An agent is granted an access mode for a resource if:

  • The agent satisfies a policy that allows the access mode for the resource, and

  • The agent does not satisfy any policy that denies that access mode for the resource.

For example:

  • If a resource only has a single policy that allows Read and Write for an agent, the the agent is granted Read and Write for the resource.

  • If a resource has:

    • A policy that allows Read and Write for an agent, and

    • A policy that denies Write for the same agent,

    Then, the agent is granted Read access for the resource.

If no “allow access” policy is satisfied for a resource, then that resource is inaccessible to the agent. That is, an unsatisfied “deny access” policy does not confer access.

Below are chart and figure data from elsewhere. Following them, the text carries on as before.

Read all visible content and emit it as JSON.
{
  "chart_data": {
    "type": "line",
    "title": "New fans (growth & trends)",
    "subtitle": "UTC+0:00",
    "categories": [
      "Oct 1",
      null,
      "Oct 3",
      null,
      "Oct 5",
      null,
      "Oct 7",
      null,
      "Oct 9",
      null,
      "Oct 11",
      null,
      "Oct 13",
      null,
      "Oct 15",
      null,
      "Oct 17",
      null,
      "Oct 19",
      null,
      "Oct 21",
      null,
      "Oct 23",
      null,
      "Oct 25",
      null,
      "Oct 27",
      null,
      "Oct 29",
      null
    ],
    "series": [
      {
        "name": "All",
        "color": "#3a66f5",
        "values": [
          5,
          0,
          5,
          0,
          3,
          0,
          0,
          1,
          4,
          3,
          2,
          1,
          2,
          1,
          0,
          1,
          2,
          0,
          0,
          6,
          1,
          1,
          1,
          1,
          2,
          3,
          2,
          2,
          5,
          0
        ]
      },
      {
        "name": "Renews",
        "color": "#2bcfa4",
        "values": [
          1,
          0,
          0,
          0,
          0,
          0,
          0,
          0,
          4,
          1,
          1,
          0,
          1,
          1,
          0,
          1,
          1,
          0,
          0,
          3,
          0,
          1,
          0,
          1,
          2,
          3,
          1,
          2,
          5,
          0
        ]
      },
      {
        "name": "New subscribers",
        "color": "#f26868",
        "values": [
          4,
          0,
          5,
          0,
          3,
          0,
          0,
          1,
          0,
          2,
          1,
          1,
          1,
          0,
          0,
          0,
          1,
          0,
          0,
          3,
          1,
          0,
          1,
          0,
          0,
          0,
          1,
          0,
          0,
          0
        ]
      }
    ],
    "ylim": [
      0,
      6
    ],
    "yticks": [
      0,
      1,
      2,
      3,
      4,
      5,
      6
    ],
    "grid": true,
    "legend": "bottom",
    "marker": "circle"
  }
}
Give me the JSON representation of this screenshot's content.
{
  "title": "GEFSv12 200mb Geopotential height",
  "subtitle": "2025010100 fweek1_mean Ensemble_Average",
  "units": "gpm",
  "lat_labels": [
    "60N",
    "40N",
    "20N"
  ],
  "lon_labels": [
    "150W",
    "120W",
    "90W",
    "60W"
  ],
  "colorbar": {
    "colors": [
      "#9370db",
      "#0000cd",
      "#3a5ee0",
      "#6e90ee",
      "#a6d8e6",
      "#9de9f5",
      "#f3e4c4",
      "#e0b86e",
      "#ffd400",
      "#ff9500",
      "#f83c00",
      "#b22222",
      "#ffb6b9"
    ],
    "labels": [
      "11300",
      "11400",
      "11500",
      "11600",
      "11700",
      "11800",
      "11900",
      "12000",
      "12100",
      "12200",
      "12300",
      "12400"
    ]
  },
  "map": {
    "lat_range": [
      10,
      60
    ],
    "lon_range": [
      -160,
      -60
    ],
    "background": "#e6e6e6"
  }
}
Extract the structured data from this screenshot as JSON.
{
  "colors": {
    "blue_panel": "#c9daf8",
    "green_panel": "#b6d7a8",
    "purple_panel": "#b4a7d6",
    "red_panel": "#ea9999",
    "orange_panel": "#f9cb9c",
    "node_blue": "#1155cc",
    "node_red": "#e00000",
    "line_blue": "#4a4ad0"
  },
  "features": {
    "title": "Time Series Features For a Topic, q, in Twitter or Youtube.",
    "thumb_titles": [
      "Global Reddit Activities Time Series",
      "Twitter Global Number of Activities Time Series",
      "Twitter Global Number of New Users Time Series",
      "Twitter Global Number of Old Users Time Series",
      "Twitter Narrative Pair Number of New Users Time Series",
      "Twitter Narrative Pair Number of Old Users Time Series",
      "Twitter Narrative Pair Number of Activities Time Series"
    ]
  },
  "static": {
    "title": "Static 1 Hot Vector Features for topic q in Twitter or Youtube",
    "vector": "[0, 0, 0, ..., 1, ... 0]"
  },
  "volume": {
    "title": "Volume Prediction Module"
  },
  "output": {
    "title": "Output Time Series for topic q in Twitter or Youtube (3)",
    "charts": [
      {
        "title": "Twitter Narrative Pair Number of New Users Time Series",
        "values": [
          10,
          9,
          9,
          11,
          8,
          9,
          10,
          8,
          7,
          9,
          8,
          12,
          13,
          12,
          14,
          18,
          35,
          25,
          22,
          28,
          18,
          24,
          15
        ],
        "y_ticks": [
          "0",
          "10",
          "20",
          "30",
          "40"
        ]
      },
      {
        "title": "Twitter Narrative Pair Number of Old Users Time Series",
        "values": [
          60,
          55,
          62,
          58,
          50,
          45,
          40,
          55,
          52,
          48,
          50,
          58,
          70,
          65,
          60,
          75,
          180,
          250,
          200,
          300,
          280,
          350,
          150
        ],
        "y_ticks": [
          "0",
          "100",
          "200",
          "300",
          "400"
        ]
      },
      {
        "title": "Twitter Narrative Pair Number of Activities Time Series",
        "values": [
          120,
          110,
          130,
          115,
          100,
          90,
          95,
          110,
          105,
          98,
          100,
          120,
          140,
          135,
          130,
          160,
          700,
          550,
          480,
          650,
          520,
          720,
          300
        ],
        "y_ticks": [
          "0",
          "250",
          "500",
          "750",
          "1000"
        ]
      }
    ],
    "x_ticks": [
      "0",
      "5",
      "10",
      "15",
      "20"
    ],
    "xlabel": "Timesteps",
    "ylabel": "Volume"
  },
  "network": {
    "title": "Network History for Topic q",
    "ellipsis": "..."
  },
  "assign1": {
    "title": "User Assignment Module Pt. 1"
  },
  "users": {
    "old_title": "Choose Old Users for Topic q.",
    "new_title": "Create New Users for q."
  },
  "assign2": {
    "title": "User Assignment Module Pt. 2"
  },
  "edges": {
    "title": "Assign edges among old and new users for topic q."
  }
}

For example,

  • If a resource has defined only a single policy that denies Read and the policy is unsatisfied by an agent, that agent still does not have any access to that resource.

CRUD Operations and Access Modes#

This section summarizes the relationship between Create/Read/Update/Delete (CRUD) operations and the access modes.

To create a resource, the user requires either an Append or Write access.

Note

The creation operation creates the resource (be it container, RDF resource, non-RDF resource) and updates the content of the parent container with the new resource’s metadata.

Resource

Description

Container

Either Append or Write access on the parent container (under which the new container is to be created) allows agents to create a new container.

For example, to create https://storage..../parentcontainer/newContainer/, either an Append or a Write access on https://storage..../parentcontainer/ allows agents to create https://storage..../parentcontainer/newContainer/.

RDF resource

Either Append or Write access on the parent container (under which the new resource is to be created) allows agents to create a RDF resource.

For example, to create https://storage..../parentcontainer/newResource/, either an Append or a Write access on https://storage..../parentcontainer/ allows agents to create https://storage..../parentcontainer/newResource.

Non-RDF resource

Either Append or Write access on the parent container (under which the new resource is to be created) allows agents to create a new non-RDF resource.

For example, to create https://storage..../parentcontainer/foo.jpg, an Append or Write access on https://storage..../parentcontainer/ allows agents to create https://storage..../parentcontainer/foo.jpg.

1

The Access Control Policy (ACP) is in Draft status. Features based on draft specifications are subject to change.